Small triple spot red caught in the grass off crab Island, was fishing a yozuri crystal shrimp.


----------



## Night Wing (May 16, 2011)

Nice photos. Crisp and clear for viewing pleasure.

BTW, thanks for telling what artificial bait you used.


----------



## dakrat (Apr 14, 2012)

very nice! you caught it with your mouth? :thumbsup:


----------



## knot @ Work (Apr 18, 2012)

*First post*

Good job, great post for your first with pix. 

Keep posting. :thumbup:


----------



## PCfisher66 (Oct 13, 2010)

Good catch, I was going to go yesterday too, but the night before I had read rain for Sun so decided against it, guess I should have went.


----------



## ragsfisher (Oct 7, 2012)

where is crab island


----------



## kahala boy (Oct 1, 2007)

ragsfisher said:


> where is crab island


 North side of Destin bridge


----------



## stocke2 (Aug 14, 2013)

ragsfisher said:


> where is crab island





kahala boy said:


> North side of Destin bridge


And it's not really an island, just a sandbar that a bunch of boats anchor at to party on the weekend


----------



## Foulhook (Apr 26, 2010)

About 20 years ago it was an island during low tides and in the winter.


----------



## Collard (Oct 23, 2007)

Wirelessly posted (Not the droid youre lookin for)

Beautiful fish.
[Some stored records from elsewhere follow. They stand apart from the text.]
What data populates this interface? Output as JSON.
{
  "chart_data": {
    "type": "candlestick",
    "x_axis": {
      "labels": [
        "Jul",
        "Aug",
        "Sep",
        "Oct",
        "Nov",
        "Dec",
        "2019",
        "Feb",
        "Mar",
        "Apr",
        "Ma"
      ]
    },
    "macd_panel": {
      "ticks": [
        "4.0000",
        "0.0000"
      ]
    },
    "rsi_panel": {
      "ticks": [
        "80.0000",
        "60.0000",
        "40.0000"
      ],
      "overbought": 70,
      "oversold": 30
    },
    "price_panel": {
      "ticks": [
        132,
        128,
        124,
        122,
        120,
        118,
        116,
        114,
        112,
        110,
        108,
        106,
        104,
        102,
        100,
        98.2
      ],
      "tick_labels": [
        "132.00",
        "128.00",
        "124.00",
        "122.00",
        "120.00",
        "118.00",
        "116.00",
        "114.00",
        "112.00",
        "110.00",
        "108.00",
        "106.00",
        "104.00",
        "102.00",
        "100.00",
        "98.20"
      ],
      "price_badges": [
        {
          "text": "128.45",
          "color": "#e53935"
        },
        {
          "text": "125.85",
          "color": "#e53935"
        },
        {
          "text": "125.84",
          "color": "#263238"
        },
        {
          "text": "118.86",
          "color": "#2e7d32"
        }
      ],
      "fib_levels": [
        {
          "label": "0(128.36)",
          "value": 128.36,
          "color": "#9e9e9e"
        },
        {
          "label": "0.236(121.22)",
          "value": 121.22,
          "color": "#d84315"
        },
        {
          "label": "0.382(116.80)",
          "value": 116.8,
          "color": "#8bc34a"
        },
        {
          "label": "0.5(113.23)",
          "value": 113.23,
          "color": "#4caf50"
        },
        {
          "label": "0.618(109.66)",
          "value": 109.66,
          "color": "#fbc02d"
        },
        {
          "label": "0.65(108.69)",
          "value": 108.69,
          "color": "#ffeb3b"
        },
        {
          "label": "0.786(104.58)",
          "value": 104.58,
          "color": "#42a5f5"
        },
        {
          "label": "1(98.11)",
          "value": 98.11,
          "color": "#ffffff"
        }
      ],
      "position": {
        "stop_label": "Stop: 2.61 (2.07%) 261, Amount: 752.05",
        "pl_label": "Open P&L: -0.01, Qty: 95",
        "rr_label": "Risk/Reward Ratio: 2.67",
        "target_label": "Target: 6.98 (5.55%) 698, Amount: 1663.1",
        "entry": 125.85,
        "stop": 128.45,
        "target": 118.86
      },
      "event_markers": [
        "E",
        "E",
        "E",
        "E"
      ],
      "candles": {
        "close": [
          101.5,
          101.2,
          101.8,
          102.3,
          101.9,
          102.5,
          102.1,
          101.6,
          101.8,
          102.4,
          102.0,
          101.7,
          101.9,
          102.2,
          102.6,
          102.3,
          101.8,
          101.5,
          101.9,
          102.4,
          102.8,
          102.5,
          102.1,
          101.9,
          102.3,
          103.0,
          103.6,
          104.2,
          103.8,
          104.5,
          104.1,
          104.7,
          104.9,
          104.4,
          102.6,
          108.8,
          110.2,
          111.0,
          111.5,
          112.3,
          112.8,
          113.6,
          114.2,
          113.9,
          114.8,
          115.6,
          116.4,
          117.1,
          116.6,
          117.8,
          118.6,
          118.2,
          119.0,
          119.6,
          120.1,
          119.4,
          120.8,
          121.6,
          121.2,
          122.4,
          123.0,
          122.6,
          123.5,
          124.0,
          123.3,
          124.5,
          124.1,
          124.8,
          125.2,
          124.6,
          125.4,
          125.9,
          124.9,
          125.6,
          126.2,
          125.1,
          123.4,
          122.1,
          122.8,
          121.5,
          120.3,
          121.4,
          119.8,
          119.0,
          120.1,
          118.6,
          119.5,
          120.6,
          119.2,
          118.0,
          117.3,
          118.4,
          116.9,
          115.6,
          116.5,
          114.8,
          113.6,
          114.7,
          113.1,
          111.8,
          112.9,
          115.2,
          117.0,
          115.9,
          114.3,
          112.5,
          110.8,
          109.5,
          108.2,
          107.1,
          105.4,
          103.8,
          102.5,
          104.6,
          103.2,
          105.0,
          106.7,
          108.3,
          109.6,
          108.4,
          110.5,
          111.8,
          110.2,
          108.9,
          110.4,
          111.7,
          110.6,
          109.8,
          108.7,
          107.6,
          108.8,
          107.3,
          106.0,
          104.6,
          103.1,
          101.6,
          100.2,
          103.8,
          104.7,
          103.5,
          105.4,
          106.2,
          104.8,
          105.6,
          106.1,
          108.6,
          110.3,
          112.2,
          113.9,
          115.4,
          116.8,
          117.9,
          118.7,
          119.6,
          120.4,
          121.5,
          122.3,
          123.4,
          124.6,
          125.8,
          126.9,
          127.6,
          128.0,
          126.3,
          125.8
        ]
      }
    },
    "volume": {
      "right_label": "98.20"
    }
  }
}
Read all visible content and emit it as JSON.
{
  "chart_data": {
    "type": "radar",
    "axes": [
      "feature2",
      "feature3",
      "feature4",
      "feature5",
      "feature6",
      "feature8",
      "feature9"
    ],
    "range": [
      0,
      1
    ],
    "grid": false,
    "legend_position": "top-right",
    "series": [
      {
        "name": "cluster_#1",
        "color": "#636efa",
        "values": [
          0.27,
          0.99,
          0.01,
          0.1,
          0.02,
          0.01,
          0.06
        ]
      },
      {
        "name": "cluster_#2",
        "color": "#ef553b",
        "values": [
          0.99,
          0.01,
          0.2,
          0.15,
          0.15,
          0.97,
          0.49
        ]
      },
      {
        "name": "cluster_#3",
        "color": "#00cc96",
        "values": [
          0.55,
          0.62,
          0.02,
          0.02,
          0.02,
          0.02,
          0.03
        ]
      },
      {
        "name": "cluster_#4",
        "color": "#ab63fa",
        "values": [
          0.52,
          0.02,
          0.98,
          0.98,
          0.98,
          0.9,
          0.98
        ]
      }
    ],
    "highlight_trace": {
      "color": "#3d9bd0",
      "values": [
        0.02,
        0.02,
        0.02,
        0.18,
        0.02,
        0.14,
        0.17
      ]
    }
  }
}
Good job


----------



## stocke2 (Aug 14, 2013)

Foulhook said:


> About 20 years ago it was an island during low tides and in the winter.


are you sure that wasnt more than 20 years ago


----------



## TheLooney1 (Jul 2, 2009)

Foulhook said:


> About 20 years ago it was an island during low tides and in the winter.


Still does this today. Not very big, but there are areas of sand showing in the winter. along with about 1000 redheads...


----------